DPO fine-tuning enhances musicality (MOS 4.57±0.52), though preference data bias (predominantly young female voices) leads to a slight decrease in gender/age control accuracy.
Subjective MOS evaluation: SegTune-DPO achieves the highest musicality score of 4.57±0.52 (lowest variance) and a quality score of 3.87±0.56 (second highest).

Highlights & Insights¶

First to introduce explicit segment-level text conditions in NAR song generation, enabling fine-grained temporal control of musical attributes.
The LLM duration predictor is an elegant engineering masterstroke: fine-tuning Qwen3-4B as an LRC generator completely eliminates the need for manual timestamps.
Three-stage training (Pre-train → Fine-tune → DPO) combined with the data pipeline creates a complete engineering loop.
Qwen3-Embedding, as a prompt encoder, outperforms music-specific MuQ-MuLan in instruction following, suggesting that semantic understanding is crucial for controllable generation.

Limitations & Future Work¶

Instruction following (gender/age) decreased after DPO; addressing preference data bias is necessary (e.g., online policy optimization with attribute bias penalties).
Training data is predominantly Chinese pop (>90%); cross-lingual and cross-genre generalization remains to be verified.
Currently supports only sentence-level duration prediction; finer word-level or phoneme-level control has not been explored.
Internal datasets and parts of the model are not public, limiting reproducibility.

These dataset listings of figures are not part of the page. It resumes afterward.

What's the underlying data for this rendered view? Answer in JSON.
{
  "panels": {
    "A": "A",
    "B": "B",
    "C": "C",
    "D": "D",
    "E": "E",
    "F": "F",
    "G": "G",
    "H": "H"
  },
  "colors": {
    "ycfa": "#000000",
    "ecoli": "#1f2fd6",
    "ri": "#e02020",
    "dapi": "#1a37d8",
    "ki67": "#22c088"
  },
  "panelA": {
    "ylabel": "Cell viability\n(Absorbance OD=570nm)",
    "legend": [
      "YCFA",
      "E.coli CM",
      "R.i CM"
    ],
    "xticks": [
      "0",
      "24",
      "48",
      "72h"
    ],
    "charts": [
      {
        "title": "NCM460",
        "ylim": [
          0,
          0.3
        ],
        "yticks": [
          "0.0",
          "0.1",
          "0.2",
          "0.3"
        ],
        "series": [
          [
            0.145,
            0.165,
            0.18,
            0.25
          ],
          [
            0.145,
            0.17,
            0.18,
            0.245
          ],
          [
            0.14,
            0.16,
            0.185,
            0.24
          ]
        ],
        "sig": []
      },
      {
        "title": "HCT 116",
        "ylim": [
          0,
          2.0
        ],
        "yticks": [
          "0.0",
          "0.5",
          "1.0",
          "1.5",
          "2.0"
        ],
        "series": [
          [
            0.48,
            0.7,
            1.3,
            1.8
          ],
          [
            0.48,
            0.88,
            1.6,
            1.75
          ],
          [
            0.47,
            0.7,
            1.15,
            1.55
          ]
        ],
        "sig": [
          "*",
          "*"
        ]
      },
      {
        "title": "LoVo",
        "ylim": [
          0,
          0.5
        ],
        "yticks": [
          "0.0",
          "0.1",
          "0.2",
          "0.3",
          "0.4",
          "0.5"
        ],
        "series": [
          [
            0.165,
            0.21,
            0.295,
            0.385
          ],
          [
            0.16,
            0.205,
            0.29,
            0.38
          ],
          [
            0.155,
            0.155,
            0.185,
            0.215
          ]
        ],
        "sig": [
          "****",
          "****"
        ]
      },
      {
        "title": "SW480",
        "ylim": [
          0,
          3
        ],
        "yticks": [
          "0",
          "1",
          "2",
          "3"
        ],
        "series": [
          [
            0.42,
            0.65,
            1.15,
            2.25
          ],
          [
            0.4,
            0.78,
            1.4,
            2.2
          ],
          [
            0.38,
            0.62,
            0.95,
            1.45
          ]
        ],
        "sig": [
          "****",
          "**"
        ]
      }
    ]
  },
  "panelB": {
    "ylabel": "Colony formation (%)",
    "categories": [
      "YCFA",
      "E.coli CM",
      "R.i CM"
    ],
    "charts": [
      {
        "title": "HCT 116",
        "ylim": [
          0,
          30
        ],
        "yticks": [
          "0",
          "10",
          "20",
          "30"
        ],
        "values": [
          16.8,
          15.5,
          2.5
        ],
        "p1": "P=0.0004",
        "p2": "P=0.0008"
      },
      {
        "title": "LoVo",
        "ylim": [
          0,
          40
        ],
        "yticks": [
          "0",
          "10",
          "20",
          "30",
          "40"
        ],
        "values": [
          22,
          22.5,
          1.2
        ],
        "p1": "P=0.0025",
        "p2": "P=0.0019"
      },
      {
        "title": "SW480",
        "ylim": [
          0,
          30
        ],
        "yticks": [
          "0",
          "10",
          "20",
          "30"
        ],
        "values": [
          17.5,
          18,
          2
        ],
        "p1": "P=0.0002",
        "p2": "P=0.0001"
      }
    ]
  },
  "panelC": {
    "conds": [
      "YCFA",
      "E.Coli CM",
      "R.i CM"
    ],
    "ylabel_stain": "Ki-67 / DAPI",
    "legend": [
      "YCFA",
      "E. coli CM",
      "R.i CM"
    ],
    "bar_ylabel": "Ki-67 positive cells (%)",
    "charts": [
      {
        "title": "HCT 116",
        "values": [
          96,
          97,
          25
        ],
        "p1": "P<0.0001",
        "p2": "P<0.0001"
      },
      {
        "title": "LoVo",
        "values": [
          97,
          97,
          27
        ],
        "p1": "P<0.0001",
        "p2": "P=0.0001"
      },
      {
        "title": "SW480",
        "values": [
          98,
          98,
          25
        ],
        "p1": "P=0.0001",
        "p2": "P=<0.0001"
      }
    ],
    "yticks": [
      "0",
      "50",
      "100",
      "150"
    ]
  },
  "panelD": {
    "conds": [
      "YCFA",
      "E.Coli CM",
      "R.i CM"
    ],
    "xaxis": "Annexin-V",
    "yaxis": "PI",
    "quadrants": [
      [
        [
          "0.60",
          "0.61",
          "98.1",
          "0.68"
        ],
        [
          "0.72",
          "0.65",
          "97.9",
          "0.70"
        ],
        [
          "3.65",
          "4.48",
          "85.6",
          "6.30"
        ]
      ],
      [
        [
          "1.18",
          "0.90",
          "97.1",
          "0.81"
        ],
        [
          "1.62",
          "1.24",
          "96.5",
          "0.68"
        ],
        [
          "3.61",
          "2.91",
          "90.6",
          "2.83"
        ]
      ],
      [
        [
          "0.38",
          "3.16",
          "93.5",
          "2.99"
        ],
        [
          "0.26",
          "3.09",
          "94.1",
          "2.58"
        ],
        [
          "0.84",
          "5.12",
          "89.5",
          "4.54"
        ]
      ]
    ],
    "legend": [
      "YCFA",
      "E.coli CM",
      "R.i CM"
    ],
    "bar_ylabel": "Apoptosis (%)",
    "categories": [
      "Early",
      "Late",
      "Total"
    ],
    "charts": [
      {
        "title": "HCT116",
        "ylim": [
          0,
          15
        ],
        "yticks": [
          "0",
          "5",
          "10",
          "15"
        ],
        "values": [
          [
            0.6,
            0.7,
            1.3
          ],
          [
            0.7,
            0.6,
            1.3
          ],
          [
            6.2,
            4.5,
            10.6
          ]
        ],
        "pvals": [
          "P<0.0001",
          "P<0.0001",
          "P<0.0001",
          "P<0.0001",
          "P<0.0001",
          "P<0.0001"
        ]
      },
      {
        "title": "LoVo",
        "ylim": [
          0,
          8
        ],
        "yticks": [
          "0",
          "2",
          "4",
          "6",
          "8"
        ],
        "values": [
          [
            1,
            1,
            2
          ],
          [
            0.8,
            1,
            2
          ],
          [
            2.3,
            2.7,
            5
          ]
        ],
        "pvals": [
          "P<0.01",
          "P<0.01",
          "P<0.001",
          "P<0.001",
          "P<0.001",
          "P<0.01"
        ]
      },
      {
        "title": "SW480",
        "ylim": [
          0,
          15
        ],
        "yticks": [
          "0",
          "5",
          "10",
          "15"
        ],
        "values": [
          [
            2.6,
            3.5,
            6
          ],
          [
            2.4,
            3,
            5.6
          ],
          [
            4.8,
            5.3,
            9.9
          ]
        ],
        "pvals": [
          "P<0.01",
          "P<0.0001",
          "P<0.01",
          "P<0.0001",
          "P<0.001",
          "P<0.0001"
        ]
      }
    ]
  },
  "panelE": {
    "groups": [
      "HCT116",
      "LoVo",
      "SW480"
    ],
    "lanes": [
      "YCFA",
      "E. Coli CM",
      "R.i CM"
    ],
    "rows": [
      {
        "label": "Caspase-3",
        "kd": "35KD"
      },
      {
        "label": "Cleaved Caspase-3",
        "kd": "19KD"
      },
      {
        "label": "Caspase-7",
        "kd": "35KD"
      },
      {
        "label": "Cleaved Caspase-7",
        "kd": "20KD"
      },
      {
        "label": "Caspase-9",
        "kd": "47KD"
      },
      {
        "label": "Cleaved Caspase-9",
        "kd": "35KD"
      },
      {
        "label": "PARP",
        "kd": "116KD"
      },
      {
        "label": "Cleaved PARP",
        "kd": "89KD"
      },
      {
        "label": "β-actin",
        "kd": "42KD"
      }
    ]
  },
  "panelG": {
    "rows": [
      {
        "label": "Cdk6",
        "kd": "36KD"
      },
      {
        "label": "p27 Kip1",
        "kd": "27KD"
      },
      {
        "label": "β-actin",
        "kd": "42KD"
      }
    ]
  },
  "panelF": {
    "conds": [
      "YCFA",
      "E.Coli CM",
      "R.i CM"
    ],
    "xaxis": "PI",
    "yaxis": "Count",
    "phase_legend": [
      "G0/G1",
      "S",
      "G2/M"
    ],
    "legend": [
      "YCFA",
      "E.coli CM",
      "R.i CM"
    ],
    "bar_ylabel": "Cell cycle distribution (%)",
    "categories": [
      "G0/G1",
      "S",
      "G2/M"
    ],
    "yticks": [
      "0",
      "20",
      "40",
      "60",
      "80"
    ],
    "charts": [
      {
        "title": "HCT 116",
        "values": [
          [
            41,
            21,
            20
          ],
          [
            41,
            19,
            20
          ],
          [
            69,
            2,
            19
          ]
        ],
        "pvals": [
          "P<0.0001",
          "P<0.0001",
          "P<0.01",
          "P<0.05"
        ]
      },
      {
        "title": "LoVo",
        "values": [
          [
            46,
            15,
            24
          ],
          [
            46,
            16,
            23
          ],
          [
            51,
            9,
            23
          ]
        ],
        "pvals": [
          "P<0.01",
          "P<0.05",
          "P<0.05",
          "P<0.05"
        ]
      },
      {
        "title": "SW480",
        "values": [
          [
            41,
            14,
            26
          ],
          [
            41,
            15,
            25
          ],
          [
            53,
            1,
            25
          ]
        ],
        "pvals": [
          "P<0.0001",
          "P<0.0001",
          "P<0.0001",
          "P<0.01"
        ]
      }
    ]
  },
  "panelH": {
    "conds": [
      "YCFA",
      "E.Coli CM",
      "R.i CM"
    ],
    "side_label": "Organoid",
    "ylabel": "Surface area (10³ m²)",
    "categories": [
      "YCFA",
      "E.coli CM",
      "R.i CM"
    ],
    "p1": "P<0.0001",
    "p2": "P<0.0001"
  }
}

While NAR methods like DiffRhythm, ACE-Step, and JAM accelerate generation, they lack fine-grained control; SegTune's segmented condition paradigm can be generalized to other NAR frameworks.
Music ControlNet introduced time-varying control but focused on instrumental music; SegTune extends this to full songs (vocals + accompaniment).
The LLM duration predictor approach can inspire other multimodal generation tasks requiring temporal alignment.

Rating¶

Novelty: ⭐⭐⭐⭐ Segment-level text conditions and LLM duration prediction are innovative designs.
Experimental Thoroughness: ⭐⭐⭐⭐ Comprehensive objective metrics (PER, AudioBox, SongEval, MuLan, attribute accuracy) plus ablation and subjective MOS.
Writing Quality: ⭐⭐⭐⭐ Clear structure with a complete logical chain from motivation to method and experiments.
Value: ⭐⭐⭐⭐ Solves the core problem of lack of fine-grained control in NAR song generation with a solid engineering loop.